Les enfants (comme les adultes) atteints de mucoviscidose peuvent en effet refuser de boire alors qu’il fait chaud. Cette absence de soif, apparemment paradoxale dans cette situation, doit alerter car elle peut être le premier signe d’une complication classique de la maladie : la déshydratation due à une perte importante de sel et d’eau par l’effet cumulé d’une forte sudation et d’une concentration élevée de sel dans la sueur. La diminution de la concentration sanguine en sodium (un des composant du sel : chlorure de sodium = NaCl) a en effet pour conséquences, d’une part, une diminution de la stimulation des récepteurs de la soif, d’autre part, un mouvement d’eau du secteur sanguin vers le secteur cellulaire.

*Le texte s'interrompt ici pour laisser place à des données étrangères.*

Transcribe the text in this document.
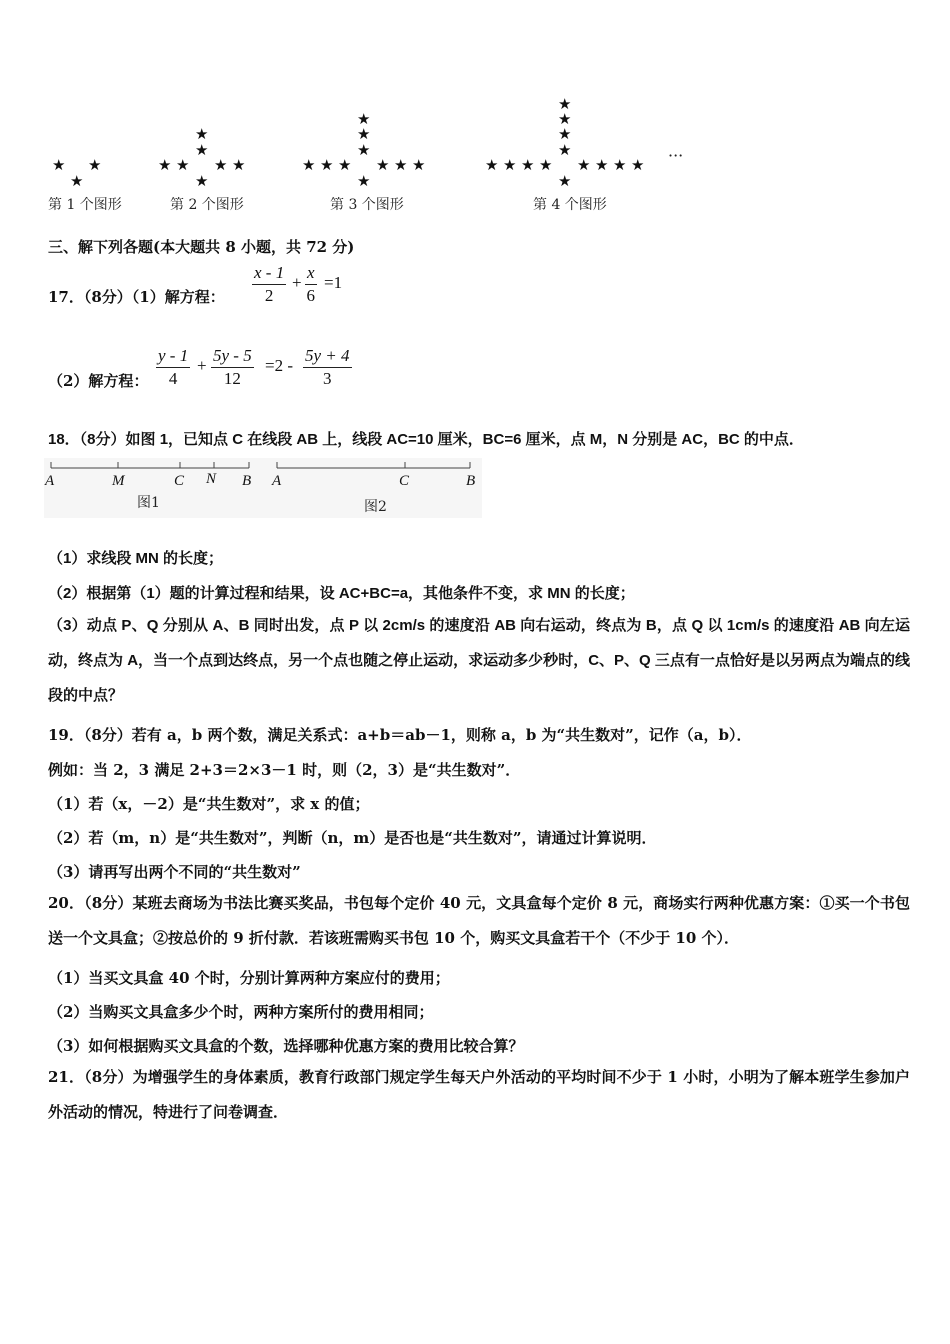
★ ★
★
第 1 个图形
★
★
★ ★ ★ ★
★
第 2 个图形
★
★
★
★ ★ ★ ★ ★ ★
★
第 3 个图形
★
★
★
★
★ ★ ★ ★ ★ ★ ★ ★
★
第 4 个图形
···
三、解下列各题(本大题共 8 小题，共 72 分)
17．（8分）（1）解方程： $\frac{x - 1}{2} + \frac{x}{6} =1$
（2）解方程： $\frac{y - 1}{4} + \frac{5y - 5}{12} =2 - \frac{5y + 4}{3}$
18．（8分）如图 1，已知点 C 在线段 AB 上，线段 AC=10 厘米，BC=6 厘米，点 M，N 分别是 AC，BC 的中点．
A	M	C N B
图1
A	C	B
图2
（1）求线段 MN 的长度；
（2）根据第（1）题的计算过程和结果，设 AC+BC=a，其他条件不变，求 MN 的长度；
（3）动点 P、Q 分别从 A、B 同时出发，点 P 以 2cm/s 的速度沿 AB 向右运动，终点为 B，点 Q 以 1cm/s 的速度沿 AB 向左运动，终点为 A，当一个点到达终点，另一个点也随之停止运动，求运动多少秒时，C、P、Q 三点有一点恰好是以另两点为端点的线段的中点？
19．（8分）若有 a，b 两个数，满足关系式：a+b＝ab－1，则称 a，b 为“共生数对”，记作（a，b）．
例如：当 2，3 满足 2+3＝2×3－1 时，则（2，3）是“共生数对”．
（1）若（x，－2）是“共生数对”，求 x 的值；
（2）若（m，n）是“共生数对”，判断（n，m）是否也是“共生数对”，请通过计算说明．
（3）请再写出两个不同的“共生数对”
20．（8分）某班去商场为书法比赛买奖品，书包每个定价 40 元，文具盒每个定价 8 元，商场实行两种优惠方案：①买一个书包送一个文具盒；②按总价的 9 折付款．若该班需购买书包 10 个，购买文具盒若干个（不少于 10 个）．
（1）当买文具盒 40 个时，分别计算两种方案应付的费用；
（2）当购买文具盒多少个时，两种方案所付的费用相同；
（3）如何根据购买文具盒的个数，选择哪种优惠方案的费用比较合算？
21．（8分）为增强学生的身体素质，教育行政部门规定学生每天户外活动的平均时间不少于 1 小时，小明为了解本班学生参加户外活动的情况，特进行了问卷调查．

Cet « œdème » cellulaire, qui touche également les cellules du cerveau, est responsable d’un dégoût de l’eau ou de nausées, voire de vomissements ce qui aggrave encore la perte en sel et la déshydratation selon un cercle vicieux.
Dans cette situation, le dégoût de l’eau a donc un effet protecteur : en effet, l’apport d’eau sans apport supplémentaire de sel, non seulement ne permettrait pas de prévenir ou corriger la déshydratation, mais au contraire pourrait l’aggraver en provoquant des vomissements.
En cas de refus de boire, le principe est de privilégier l’apport de sel sous forme la plus facilement absorbable : gélule de sel, ampoule de soluté salé, soluté de réhydratation orale, jus de tomate, eau gazeuse fortement salée (notamment Vichy St-Yorre, Vichy Célestin) ou biscuits salés.
En cas de vomissements, de nausées, de diarrhée, de perte de poids, de fatigue intense, d’apathie, de crampes, de maux de tête ou de fièvre, il est recommandé de consulter rapidement votre médecin traitant ou le service d’urgence et de contacter le médecin du CRCM. Si ces signes apparaissent malgré les compensations en eau et en sel adaptées, il faut consulter à l’hôpital en urgence en prévenant le médecin référent du CRCM.

Afin de compléter ou préciser ma réponse :
- N’hésitez pas à interroger l’équipe de votre CRCM pour savoir si vous pouvez bénéficier de séances d’éducation thérapeutique sur ces thèmes ;
- Vous pouvez consulter la note « Recommandations concernant l’alimentation et l’hydratation en cas de forte chaleur pour les personnes atteintes de mucoviscidose » sur le lien suivant :
www.vaincrelamuco.org/e_upload/pdf/mesures_protection_forte_chaleur_familles_2008.pdf ;
- La Carte d’urgence maladie rare établie pour votre enfant, avec le dernier compte rendu de visite et le traitement en cours, permettent de transmettre facilement les informations essentielles à tout personnel de santé extérieur à votre CRCM que vous pourriez être conduit à consulter.

Espérant avoir répondu à vos questions.